La carrière a été exploitée en piliers tournés disposés de manière régulière  et ressemble rapidement à un labyrinthe

 

Outre les piles non défruitéesHooo, c'est beau !, le ciel est soutenu, dans certains secteurs, par les rebuts empilés derrière des murs de moellons provenant du débitage. Ce système de soutènement se nomme: par hagues et bourrage.

 

Dans cette partie de la carrière, devant des hagues, on voit des blocs abandonnés sur place et celui du milieu, curieusement, sert d’assise à un pilier à bras..

 

A cet endroit, le ciel a dû montrer quelques signes de faiblesse qui justifient ces chandelles. Je suppose que  ce renfort  date sûrement d’une époque postérieure à l’exploitation du calcaire car cet agencement gène la circulation dans la galerie et les étais sont encore dans un état relativement correct.

 

Nous avons ici un témoignage discret et fragile: un carrier a astucieusement employé le noir de fumée de sa lampe pour faire un tableau noir sur lequel figurent des chiffres dont nous ignorons la signification.

 

 On peut voir dans certains secteurs des contrôles de la pression que subissent les piliers . Dans une fente horizontale, est insérée une sorte de lamelle comportant un « coussinet » et un manomètre indique la pression que subit ce coussinet. Un rapide coup d’oeil nous confirme que l’on ne risque rien!
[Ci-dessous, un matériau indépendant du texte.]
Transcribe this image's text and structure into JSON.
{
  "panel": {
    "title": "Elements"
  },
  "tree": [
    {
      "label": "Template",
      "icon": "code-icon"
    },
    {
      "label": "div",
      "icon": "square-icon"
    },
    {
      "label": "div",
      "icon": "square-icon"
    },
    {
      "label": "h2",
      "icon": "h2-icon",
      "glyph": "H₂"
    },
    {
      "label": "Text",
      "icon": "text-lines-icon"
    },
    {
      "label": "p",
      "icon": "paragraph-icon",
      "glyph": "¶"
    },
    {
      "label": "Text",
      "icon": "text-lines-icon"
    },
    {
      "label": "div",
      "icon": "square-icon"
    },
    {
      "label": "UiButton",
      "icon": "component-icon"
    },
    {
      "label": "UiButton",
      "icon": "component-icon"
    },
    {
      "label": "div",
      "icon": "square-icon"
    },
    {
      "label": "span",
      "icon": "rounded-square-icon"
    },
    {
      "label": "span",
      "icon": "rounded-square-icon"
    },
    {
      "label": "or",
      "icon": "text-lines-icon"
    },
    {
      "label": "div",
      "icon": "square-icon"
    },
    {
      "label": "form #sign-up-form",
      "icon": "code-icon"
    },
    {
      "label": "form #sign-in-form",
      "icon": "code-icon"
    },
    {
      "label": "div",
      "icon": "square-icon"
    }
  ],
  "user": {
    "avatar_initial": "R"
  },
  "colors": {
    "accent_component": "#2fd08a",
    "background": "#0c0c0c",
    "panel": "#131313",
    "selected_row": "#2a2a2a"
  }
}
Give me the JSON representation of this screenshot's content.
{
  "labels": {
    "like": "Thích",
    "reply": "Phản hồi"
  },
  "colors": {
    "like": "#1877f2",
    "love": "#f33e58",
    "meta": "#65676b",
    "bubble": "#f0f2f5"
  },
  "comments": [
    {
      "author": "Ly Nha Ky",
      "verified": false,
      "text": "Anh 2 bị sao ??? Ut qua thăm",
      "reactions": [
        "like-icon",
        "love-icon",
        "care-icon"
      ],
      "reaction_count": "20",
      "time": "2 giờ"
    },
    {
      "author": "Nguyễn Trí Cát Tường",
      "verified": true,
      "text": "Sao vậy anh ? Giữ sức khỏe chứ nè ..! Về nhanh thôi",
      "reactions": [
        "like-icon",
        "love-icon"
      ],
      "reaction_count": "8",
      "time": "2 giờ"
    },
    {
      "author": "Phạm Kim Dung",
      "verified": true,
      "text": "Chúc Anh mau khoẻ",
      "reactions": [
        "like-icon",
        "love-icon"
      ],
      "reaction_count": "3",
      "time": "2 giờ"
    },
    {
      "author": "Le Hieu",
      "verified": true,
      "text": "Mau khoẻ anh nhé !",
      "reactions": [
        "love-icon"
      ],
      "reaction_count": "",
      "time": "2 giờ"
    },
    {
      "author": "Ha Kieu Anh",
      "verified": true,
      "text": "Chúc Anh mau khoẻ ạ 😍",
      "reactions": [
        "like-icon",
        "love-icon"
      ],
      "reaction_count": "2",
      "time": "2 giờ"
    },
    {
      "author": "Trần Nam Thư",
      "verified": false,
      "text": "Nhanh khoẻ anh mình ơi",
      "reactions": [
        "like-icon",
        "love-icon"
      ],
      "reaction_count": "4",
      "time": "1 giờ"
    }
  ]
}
Poursuivons la visite.

 

 Plus loin, une galerie de recherche a mis à jour une source qui forme un joli petit lac d’eau limpide.

 

Comme je l’ai écrit, cette carrière est assez vaste et certaines parties pourraient sembler monotones à parcourir. Il faut ici rendre hommage à Erik Rotheim le bienfaiteur qui a breveté la bombe aérosol. Les artistes locaux  peuvent ainsi décorer la blancheur des murs d’expressions artistiques d’un haut niveau. Comme l’inspiration ne leur manque pas, ils ont également brûlé quelques voitures pendant des manifestations de culture alternative ajoutant ainsi un dépôt  noirâtre  au sol de la carrière. Quand on pense que la chaleur dégagée  risque en plus de faire écrouler le plafond des galeries, on ne peut être qu’admiratif quant à l’imagination créative de ces artistes… en herbes.  Bon, au moins pendant ce temps là, ils ne  traînent pas dans les musées.
Faisons abstraction de tout cela en contemplant ces beaux renforts voûtes.

 

A cet endroit, pas de dégradations pariétales, les infiltrations d’eau ont nécessité l’emploi d’une pompe et décorent à leur manière les parois par l’apport de calcite.

 

Petit à petit, les concrétions se développent apportant une touche insolite à ces longs couloirs.

 

Après avoir erré dans ce dédale, fatigués et crottés mais heureux, nous prenons un bon bain et rentrons au volant de notre machine à remonter le temps.

 

Vous pouvez découvrir d’autres aspects  de  ces lieux insolites en cliquant sur l’image suivante:

Une réflexion au sujet de « Curiosités en carrières »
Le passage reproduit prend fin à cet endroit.